One of the world leaders in Thin Film Modular Technology, First Solar, has now manufactured and installed over 10 gigawatts (GW) of worldwide energy photo voltaic (PV) power plants producing electrical energy products utilizing their own brand of proprietary sputtered thin film technology. That is a tremendous amount of alternative energy feeding worldwide electrical grids of renewable clean energy cost effectively. First Solar’s PV solar energy is based on a cadmium telluride (CdTe) technology that has a theoretical efficiency (electrons/photons) of 30%. In laboratory test modules First Solar has shown sustainable efficiencies of over 20%. This leaves a significant range for improvement and First Solar has done just that – adding roughly a half a percent per year over the past 10 years by further improving and investing in the overall research and development of their various product lines. The present CdTe efficiencies over large areas are approximately 10% greater than conventional single or polycrystalline silicon technology. This is a substantial difference from the stagnant numbers of the more mature markets of photo voltaic production plants utilizing conventional crystalline silicon technologies. Commercial solar panel modules utilizing these silicon technologies have not shown any significant increases in overall production efficiencies in a quite a number of years now.
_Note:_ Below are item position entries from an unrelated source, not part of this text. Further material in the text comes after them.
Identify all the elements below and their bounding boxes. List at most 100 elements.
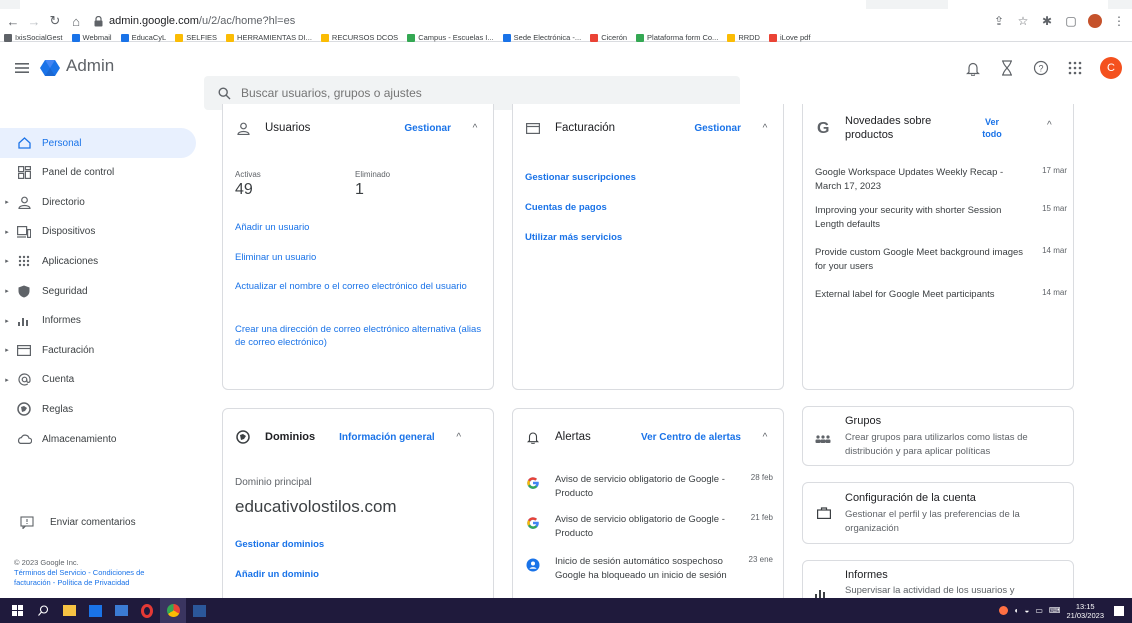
- sidebar-item-reglas[interactable]: Reglas: [0, 394, 196, 424]
- news-item[interactable]: Improving your security with shorter Ses…: [815, 204, 1067, 232]
- notifications-bell-icon[interactable]: [964, 59, 982, 77]
- sidebar-item-aplicaciones[interactable]: ▸ Aplicaciones: [0, 246, 196, 276]
- collapse-icon[interactable]: ^: [1047, 120, 1052, 131]
- manage-billing-link[interactable]: Gestionar: [694, 123, 741, 134]
- expand-arrow-icon[interactable]: ▸: [0, 287, 14, 295]
- star-icon[interactable]: ☆: [1016, 14, 1030, 28]
- sidebar-item-informes[interactable]: ▸ Informes: [0, 306, 196, 336]
- expand-arrow-icon[interactable]: ▸: [0, 257, 14, 265]
- hourglass-icon[interactable]: [998, 59, 1016, 77]
- collapse-icon[interactable]: ^: [759, 432, 771, 443]
- bookmark-item[interactable]: HERRAMIENTAS DI...: [226, 33, 312, 42]
- battery-icon[interactable]: ▭: [1035, 606, 1043, 615]
- collapse-icon[interactable]: ^: [453, 432, 465, 443]
- news-item[interactable]: External label for Google Meet participa…: [815, 288, 1067, 302]
- news-item[interactable]: Google Workspace Updates Weekly Recap - …: [815, 166, 1067, 194]
- footer-links-line1[interactable]: Términos del Servicio - Condiciones de: [14, 568, 144, 578]
- bookmark-item[interactable]: Plataforma form Co...: [636, 33, 718, 42]
- bookmark-item[interactable]: RECURSOS DCOS: [320, 33, 398, 42]
- alert-item[interactable]: Aviso de servicio obligatorio de Google …: [525, 473, 773, 501]
- sidebar-item-facturacion[interactable]: ▸ Facturación: [0, 335, 196, 365]
- admin-logo-icon[interactable]: [40, 58, 60, 78]
- view-all-news-link[interactable]: Ver todo: [975, 116, 1009, 140]
- bookmark-item[interactable]: Sede Electrónica -...: [502, 33, 581, 42]
- delete-user-link[interactable]: Eliminar un usuario: [235, 252, 316, 263]
- manage-subscriptions-link[interactable]: Gestionar suscripciones: [525, 172, 636, 183]
- app-title[interactable]: Admin: [66, 56, 114, 76]
- sidebar-item-dispositivos[interactable]: ▸ Dispositivos: [0, 217, 196, 247]
- account-settings-card[interactable]: Configuración de la cuenta Gestionar el …: [802, 482, 1074, 544]
- notification-center-icon[interactable]: [1114, 605, 1124, 616]
- expand-arrow-icon[interactable]: ▸: [0, 198, 14, 206]
- outlook-icon[interactable]: [82, 598, 108, 623]
- collapse-icon[interactable]: ^: [469, 123, 481, 134]
- expand-arrow-icon[interactable]: ▸: [0, 346, 14, 354]
- forward-icon[interactable]: →: [26, 13, 42, 29]
- windows-start-icon[interactable]: [4, 598, 30, 623]
- bookmark-item[interactable]: Campus - Escuelas I...: [407, 33, 494, 42]
- sidebar-item-cuenta[interactable]: ▸ Cuenta: [0, 365, 196, 395]
- browser-menu-icon[interactable]: ⋮: [1112, 14, 1126, 28]
- manage-users-link[interactable]: Gestionar: [404, 123, 451, 134]
- sidebar-item-personal[interactable]: Personal: [0, 128, 196, 158]
- opera-icon[interactable]: [134, 598, 160, 623]
- main-menu-icon[interactable]: [14, 60, 30, 76]
- add-domain-link[interactable]: Añadir un dominio: [235, 569, 319, 580]
- browser-tab[interactable]: [20, 0, 866, 9]
- news-item[interactable]: Provide custom Google Meet background im…: [815, 246, 1067, 274]
- avatar[interactable]: C: [1100, 57, 1122, 79]
- expand-arrow-icon[interactable]: ▸: [0, 317, 14, 325]
- add-user-link[interactable]: Añadir un usuario: [235, 222, 309, 233]
- browser-tab[interactable]: [948, 0, 1108, 9]
- groups-card[interactable]: Grupos Crear grupos para utilizarlos com…: [802, 406, 1074, 466]
- alert-item[interactable]: Aviso de servicio obligatorio de Google …: [525, 513, 773, 541]
- expand-arrow-icon[interactable]: ▸: [0, 228, 14, 236]
- feedback-link[interactable]: Enviar comentarios: [20, 516, 136, 529]
- bookmark-item[interactable]: RRDD: [727, 33, 760, 42]
- sidebar-item-directorio[interactable]: ▸ Directorio: [0, 187, 196, 217]
- bookmark-item[interactable]: IxisSocialGest: [4, 33, 63, 42]
- create-alias-link[interactable]: Crear una dirección de correo electrónic…: [235, 323, 485, 349]
- reload-icon[interactable]: ↻: [47, 13, 63, 29]
- bookmark-item[interactable]: SELFIES: [175, 33, 217, 42]
- manage-domains-link[interactable]: Gestionar dominios: [235, 539, 324, 550]
- sidebar-item-seguridad[interactable]: ▸ Seguridad: [0, 276, 196, 306]
- file-explorer-icon[interactable]: [56, 598, 82, 623]
- clock[interactable]: 13:15 21/03/2023: [1066, 602, 1104, 620]
- bookmark-item[interactable]: Cicerón: [590, 33, 627, 42]
- deleted-users-stat[interactable]: Eliminado 1: [355, 170, 390, 199]
- home-browser-icon[interactable]: ⌂: [68, 13, 84, 29]
- domains-overview-link[interactable]: Información general: [339, 432, 435, 443]
- search-input[interactable]: [241, 86, 681, 100]
- sidepanel-icon[interactable]: ▢: [1064, 14, 1078, 28]
- word-icon[interactable]: [186, 598, 212, 623]
- help-icon[interactable]: ?: [1032, 59, 1050, 77]
- update-user-link[interactable]: Actualizar el nombre o el correo electró…: [235, 280, 485, 293]
- alert-center-link[interactable]: Ver Centro de alertas: [641, 432, 741, 443]
- footer-links-line2[interactable]: facturación - Política de Privacidad: [14, 578, 144, 588]
- app-window-icon[interactable]: [108, 598, 134, 623]
- more-services-link[interactable]: Utilizar más servicios: [525, 232, 622, 243]
- taskbar-search-icon[interactable]: [30, 598, 56, 623]
- active-users-stat[interactable]: Activas 49: [235, 170, 261, 199]
- keyboard-icon[interactable]: ⌨: [1049, 606, 1061, 615]
- volume-icon[interactable]: ◖: [1014, 606, 1019, 615]
- extensions-icon[interactable]: ✱: [1040, 14, 1054, 28]
- sidebar-item-panel-de-control[interactable]: Panel de control: [0, 158, 196, 188]
- bookmark-item[interactable]: Webmail: [71, 33, 112, 42]
- sidebar-item-almacenamiento[interactable]: Almacenamiento: [0, 424, 196, 454]
- expand-arrow-icon[interactable]: ▸: [0, 376, 14, 384]
- chrome-taskbar-icon[interactable]: [160, 598, 186, 623]
- bookmark-item[interactable]: iLove pdf: [768, 33, 810, 42]
- back-icon[interactable]: ←: [5, 13, 21, 29]
- share-icon[interactable]: ⇪: [992, 14, 1006, 28]
- address-bar[interactable]: admin.google.com/u/2/ac/home?hl=es: [92, 11, 972, 31]
- network-icon[interactable]: ◒: [1025, 606, 1030, 615]
- payment-accounts-link[interactable]: Cuentas de pagos: [525, 202, 607, 213]
- collapse-icon[interactable]: ^: [759, 123, 771, 134]
- alert-item[interactable]: Inicio de sesión automático sospechoso Go…: [525, 555, 773, 583]
- apps-grid-icon[interactable]: [1066, 59, 1084, 77]
- bookmark-item[interactable]: EducaCyL: [120, 33, 166, 42]
- tray-app-icon[interactable]: [998, 606, 1008, 615]
- browser-profile-icon[interactable]: [1088, 14, 1102, 28]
What may be even more exciting is the vast range of other technological advances being made through research firms and universities throughout the world. Talking with the various professors, students and independent research scientists at the Trade Shows has been very interesting and personally stimulating as they describe their collective technological advances and works. There is still a vast amount of time and money being spent on the investigation of a whole new class of thin films that will hopefully leapfrog the current technologies and provide cost effective alternative energy solutions compared to not only crystalline silicon technology but to fossil fuel sources as well. Thin film Solar Cells offer the lowest carbon footprint of any existing power service generation technology when taking both the production and operating figures into consideration.
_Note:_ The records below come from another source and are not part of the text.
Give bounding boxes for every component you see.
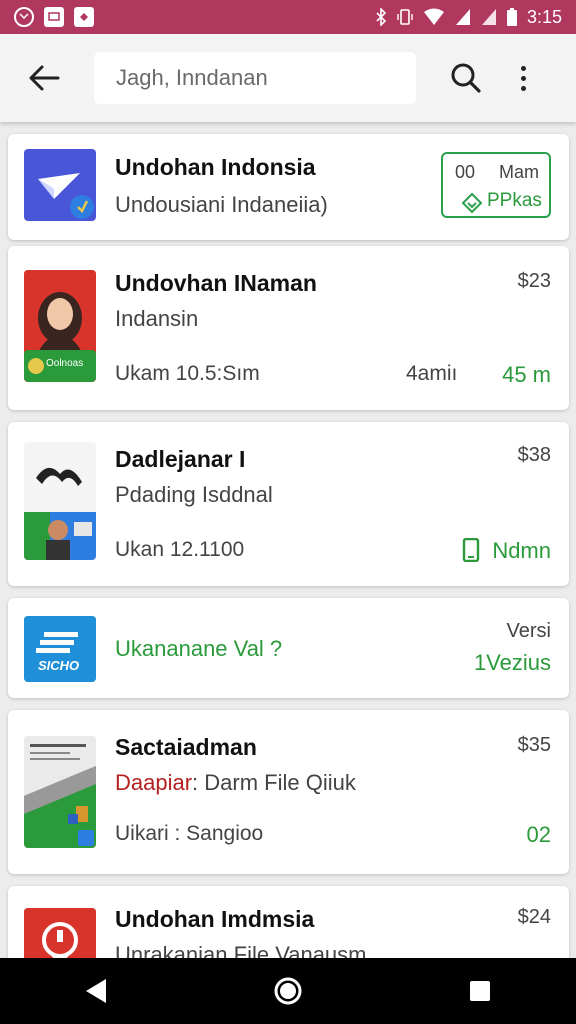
search-icon [451,63,481,93]
search-button[interactable] [446,58,486,98]
item-title: Dadlejanar I [115,446,246,472]
item-price: $24 [517,906,551,928]
item-status: Ndmn [492,538,551,563]
icon-text: SICHO [38,658,80,673]
swoosh-logo-icon [24,442,96,560]
circle-home-icon [274,977,302,1005]
install-badge[interactable]: 00 Mam PPkas [441,152,551,218]
item-title: Undohan Indonsia [115,154,316,180]
wifi-icon [423,8,444,25]
version-label: Versi [506,620,551,642]
item-price: $23 [517,270,551,292]
diamond-icon [461,192,483,214]
search-input[interactable]: Jagh, Inndanan [94,52,416,104]
system-nav-bar [0,958,576,1024]
subtitle-prefix: Daapiar [115,770,193,795]
battery-icon [506,8,517,26]
clock: 3:15 [526,6,562,27]
list-item[interactable]: Oolnoas Undovhan INaman Indansin Ukam 10… [8,246,569,410]
subtitle-rest: : Darm File Qiiuk [192,770,356,795]
signal-icon [481,9,496,25]
item-meta: Uikari : Sangioo [115,822,264,845]
list-item[interactable]: Sactaiadman Daapiar: Darm File Qiiuk Uik… [8,710,569,874]
arrow-left-icon [29,65,60,91]
item-price: $35 [517,734,551,756]
badge-label: Mam [499,162,539,182]
item-meta: Ukan 12.1100 [115,538,245,561]
document-icon [24,736,96,848]
nav-recents-button[interactable] [450,961,510,1021]
profile-photo-icon: Oolnoas [24,270,96,382]
list-item[interactable]: Undohan Indonsia Undousiani Indaneiia) 0… [8,134,569,240]
item-price: $38 [517,444,551,466]
more-dot [520,75,526,81]
list-item[interactable]: Dadlejanar I Pdading Isddnal Ukan 12.110… [8,422,569,586]
item-count: 02 [526,822,551,847]
square-recents-icon [470,981,490,1001]
more-dot [520,85,526,91]
icon-badge: Oolnoas [46,358,84,369]
gmail-icon [14,7,34,27]
back-button[interactable] [24,58,64,98]
vibrate-icon [397,9,413,25]
item-subtitle: Undousiani Indaneiia) [115,192,328,217]
item-subtitle: Indansin [115,306,199,331]
badge-count: 00 [455,162,476,182]
nav-home-button[interactable] [258,961,318,1021]
signal-icon [455,9,470,25]
app-bar: Jagh, Inndanan [0,34,576,122]
nav-back-button[interactable] [66,961,126,1021]
plane-icon [24,149,96,221]
item-subtitle: Ukananane Val ? [115,636,283,661]
more-dot [520,65,526,71]
item-subtitle: Pdading Isddnal [115,482,273,507]
phone-icon [462,538,480,562]
more-options-button[interactable] [508,58,538,98]
triangle-back-icon [86,979,106,1003]
item-duration: 45 m [502,362,551,387]
item-title: Undohan Imdmsia [115,906,315,932]
message-icon [44,7,64,27]
search-placeholder: Jagh, Inndanan [116,65,268,90]
flipboard-icon [74,7,94,27]
item-title: Sactaiadman [115,734,257,760]
shield-logo-icon: SICHO [24,616,96,682]
list-item[interactable]: SICHO Ukananane Val ? Versi 1Vezius [8,598,569,698]
item-title: Undovhan INaman [115,270,317,296]
item-meta: Ukam 10.5:Sım [115,362,260,385]
version-value: 1Vezius [473,650,551,675]
item-size: 4amiı [406,362,458,385]
item-subtitle: Daapiar: Darm File Qiiuk [115,770,356,796]
bluetooth-icon [376,8,387,26]
badge-action: PPkas [487,190,542,211]
status-bar: 3:15 [0,0,576,34]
The rising interest in what is being referred to as “Third generation photovoltaic cells” include thin film technologies utilizing Copper Indium Gallium Diselenide (CIGS), hydrogenated fluorinated amorphous silicon (a-Si), Copper Zinc Tin Sulfide (CZTS), Gallium Arsenide (GaAs) -which has shown a 28.8% efficiency research cell; and numerous other combinations of semiconductor based multi layered devices is all very exciting in that they all show promising efficiencies in what looks to be the future of the PV industry for alternative energy sourcing. The National Renewable Energy Laboratory (NREL) of the United States has also been developing a next generation of thin film technologies utilizing organic based or organomettalic based compounds. Panasonic has also recently shown prototype efficiencies on Si materials of 25.6%.
There is still a lot of work to be done in commercializing the state of the industry, but, contrary to my prior belief that the Thin Film Solar Energy Industry was dying a long and painful death, the future looks bright as the historically developed technologies have developed into mature industries and future work on the development of new materials looks more promising than ever. Sometimes it’s really nice to be wrong.